3. In Chile, abortion has been totally illegal since 1989, when still under the Pinochet regime the Supreme Court eliminated the possibility of therapeutic abortion. The Honduran legal definition on abortion pertains to the Penal Code 1985 reform, but penalties were aggravated in 1996, and in 2012 the Supreme Court entirely banned access to emergency contraception. In El Salvador, the 1998 Penal Code reform struck down the three possibilities to access abortion as defined by the 1973 criminal law (women's life risk, statutory rape and grave foetal abnormality). The 2006 criminal reform in Nicaragua has also eliminated the possibility of therapeutic abortion enshrined in the law since the late nineteenth century. In the Dominican Republic, since September 2009, a constitutional amendment declaring the right to life ‘inviolable from conception until death’ was approved in Congress, which was confirmed by the country's Supreme Court in 2013.
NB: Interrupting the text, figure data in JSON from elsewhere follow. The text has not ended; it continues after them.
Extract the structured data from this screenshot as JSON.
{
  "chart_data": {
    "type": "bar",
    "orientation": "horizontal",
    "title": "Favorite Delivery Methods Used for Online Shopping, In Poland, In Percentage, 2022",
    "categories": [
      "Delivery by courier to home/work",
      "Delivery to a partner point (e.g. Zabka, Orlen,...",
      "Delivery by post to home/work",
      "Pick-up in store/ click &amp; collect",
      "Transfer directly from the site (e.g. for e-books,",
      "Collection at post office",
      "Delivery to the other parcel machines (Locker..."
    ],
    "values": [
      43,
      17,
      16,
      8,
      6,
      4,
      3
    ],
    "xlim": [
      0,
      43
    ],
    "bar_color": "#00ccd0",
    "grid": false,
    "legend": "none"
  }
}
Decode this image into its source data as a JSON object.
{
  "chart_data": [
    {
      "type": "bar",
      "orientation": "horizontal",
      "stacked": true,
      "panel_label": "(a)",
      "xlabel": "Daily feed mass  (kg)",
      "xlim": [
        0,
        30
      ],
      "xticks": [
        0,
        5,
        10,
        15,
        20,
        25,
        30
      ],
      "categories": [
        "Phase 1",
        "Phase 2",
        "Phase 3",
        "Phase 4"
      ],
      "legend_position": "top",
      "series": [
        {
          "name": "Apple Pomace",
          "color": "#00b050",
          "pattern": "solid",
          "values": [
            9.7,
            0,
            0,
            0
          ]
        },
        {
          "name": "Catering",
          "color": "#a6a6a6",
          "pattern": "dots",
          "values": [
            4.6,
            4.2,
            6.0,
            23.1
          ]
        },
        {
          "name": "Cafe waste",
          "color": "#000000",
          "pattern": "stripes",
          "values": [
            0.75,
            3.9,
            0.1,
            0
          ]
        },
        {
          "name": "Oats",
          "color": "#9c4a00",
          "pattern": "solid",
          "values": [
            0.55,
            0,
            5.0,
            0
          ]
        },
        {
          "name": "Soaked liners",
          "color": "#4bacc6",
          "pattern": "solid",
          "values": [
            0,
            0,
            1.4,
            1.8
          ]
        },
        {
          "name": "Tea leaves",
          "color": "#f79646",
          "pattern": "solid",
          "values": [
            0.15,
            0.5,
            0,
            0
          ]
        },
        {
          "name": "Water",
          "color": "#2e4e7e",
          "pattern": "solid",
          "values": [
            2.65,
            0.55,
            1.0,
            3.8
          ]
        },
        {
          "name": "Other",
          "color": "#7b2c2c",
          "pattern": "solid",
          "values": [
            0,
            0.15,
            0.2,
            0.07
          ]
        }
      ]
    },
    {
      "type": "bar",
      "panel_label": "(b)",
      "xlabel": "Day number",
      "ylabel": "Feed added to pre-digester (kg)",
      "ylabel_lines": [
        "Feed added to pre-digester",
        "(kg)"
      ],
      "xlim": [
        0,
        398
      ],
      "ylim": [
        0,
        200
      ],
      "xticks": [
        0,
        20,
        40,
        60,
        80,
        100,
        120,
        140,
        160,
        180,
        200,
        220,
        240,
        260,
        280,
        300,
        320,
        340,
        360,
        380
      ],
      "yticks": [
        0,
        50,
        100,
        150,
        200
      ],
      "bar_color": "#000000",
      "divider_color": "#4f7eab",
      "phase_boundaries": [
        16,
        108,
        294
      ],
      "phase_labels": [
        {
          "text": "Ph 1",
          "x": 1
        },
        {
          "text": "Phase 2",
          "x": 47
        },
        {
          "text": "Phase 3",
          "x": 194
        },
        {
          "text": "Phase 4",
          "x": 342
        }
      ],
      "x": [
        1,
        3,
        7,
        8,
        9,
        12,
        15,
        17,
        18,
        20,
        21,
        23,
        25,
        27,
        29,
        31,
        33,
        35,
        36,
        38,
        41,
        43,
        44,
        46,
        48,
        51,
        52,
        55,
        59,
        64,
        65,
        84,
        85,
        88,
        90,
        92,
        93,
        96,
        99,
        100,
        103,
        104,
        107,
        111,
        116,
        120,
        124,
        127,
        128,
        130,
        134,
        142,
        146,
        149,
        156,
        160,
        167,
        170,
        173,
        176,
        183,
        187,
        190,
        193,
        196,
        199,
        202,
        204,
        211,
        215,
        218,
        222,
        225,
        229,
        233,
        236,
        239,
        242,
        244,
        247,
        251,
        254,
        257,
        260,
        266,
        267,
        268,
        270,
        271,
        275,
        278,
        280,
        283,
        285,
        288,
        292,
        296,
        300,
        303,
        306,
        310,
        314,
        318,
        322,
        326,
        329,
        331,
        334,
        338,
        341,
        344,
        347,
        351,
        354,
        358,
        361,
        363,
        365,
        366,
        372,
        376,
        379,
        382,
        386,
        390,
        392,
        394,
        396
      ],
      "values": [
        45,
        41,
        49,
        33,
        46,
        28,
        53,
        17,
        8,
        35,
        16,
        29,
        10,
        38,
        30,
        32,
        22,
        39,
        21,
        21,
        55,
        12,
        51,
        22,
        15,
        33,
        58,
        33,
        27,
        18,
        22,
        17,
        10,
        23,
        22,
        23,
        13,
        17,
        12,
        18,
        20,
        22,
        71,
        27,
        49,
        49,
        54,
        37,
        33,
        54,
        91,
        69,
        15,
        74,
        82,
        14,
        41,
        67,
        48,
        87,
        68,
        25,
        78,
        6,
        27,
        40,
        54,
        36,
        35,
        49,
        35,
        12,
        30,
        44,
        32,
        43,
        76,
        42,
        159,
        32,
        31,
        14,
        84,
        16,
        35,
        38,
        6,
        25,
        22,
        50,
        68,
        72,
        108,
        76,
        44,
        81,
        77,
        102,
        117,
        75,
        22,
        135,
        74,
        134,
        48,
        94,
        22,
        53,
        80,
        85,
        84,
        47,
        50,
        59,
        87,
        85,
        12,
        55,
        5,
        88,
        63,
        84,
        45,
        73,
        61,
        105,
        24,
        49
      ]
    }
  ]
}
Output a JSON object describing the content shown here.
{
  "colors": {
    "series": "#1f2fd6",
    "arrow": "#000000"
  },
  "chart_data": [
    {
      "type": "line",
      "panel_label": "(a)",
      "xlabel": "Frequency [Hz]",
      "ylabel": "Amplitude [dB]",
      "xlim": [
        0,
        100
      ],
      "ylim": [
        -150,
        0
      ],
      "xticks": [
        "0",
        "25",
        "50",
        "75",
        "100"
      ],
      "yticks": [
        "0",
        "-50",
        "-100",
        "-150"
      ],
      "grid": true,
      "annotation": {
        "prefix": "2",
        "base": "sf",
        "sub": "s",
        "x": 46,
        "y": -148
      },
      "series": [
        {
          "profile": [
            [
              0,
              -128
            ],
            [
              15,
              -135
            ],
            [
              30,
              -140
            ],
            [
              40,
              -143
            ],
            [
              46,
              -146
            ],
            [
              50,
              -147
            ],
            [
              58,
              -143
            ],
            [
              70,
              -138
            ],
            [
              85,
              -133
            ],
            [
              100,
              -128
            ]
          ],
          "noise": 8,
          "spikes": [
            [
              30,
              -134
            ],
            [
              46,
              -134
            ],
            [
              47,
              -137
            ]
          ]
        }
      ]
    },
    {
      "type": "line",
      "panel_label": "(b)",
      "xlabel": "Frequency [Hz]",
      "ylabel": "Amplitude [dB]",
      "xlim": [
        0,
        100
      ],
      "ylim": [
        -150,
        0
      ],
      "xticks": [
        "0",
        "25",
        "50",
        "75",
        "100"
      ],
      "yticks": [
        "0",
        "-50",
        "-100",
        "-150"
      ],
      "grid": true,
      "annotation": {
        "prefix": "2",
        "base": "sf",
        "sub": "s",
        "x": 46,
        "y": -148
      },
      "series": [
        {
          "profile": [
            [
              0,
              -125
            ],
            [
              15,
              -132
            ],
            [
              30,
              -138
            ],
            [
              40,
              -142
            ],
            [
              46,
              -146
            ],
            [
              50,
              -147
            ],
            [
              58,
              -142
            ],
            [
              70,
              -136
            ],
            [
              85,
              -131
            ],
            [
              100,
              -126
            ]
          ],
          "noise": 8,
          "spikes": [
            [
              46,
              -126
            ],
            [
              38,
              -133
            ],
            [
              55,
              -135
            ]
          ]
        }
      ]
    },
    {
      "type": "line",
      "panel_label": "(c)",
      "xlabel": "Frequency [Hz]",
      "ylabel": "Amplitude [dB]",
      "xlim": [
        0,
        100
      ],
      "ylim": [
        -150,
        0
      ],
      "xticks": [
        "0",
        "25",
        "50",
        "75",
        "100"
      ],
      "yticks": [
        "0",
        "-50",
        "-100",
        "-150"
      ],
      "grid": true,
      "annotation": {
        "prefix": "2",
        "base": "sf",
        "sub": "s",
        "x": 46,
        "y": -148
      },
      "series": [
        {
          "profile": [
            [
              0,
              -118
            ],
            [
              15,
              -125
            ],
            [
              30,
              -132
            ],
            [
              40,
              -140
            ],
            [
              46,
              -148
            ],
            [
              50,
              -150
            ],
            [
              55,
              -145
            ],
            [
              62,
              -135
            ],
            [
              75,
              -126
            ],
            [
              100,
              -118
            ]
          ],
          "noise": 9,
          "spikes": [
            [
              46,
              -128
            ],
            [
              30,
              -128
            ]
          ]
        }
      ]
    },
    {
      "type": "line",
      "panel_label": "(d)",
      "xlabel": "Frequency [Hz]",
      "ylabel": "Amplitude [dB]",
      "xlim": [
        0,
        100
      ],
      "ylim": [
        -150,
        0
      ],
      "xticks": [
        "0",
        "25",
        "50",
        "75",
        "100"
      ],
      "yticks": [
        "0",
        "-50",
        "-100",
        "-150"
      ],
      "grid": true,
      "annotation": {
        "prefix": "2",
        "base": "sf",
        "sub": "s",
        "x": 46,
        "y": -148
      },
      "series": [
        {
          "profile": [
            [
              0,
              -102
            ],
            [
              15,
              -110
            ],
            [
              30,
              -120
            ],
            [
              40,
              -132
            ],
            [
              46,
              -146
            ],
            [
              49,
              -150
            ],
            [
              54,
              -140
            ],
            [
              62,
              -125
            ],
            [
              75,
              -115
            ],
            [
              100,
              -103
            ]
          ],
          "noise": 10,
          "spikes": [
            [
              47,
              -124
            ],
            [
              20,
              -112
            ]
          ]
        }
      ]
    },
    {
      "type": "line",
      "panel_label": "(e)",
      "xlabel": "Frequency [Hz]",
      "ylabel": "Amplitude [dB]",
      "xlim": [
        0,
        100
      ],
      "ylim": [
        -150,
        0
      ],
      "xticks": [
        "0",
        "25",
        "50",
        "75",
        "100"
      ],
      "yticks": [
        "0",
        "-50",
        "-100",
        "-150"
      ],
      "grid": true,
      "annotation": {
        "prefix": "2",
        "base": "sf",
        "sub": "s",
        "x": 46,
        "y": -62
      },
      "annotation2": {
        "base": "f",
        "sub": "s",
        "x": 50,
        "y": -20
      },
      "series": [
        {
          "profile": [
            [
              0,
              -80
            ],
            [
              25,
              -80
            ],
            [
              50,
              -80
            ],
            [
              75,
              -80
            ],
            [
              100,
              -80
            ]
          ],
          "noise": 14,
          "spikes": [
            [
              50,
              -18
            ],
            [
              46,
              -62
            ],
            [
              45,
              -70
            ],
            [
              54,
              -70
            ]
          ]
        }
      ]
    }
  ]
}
4. It does not seem excessive to say that this trend was inaugurated by the 2006 Nicaraguan Penal Code reform that simultaneously struck down the crime of sodomy and banned the possibility of therapeutic abortion. Since then, in many other countries we have been witnessing state actors easily trading abortion rights with conservative political sectors, while at the same time advancing the LGBT rights agenda. In other words, these state actors appear to be selling abortion rights to preserve the advancement of LGBT rights and sustain their image as modernisers in the realm of sexual diversity.

5. South Africa, Ghana, Philippines, Nepal and India and, eventually, more flexible positions in Lebanon.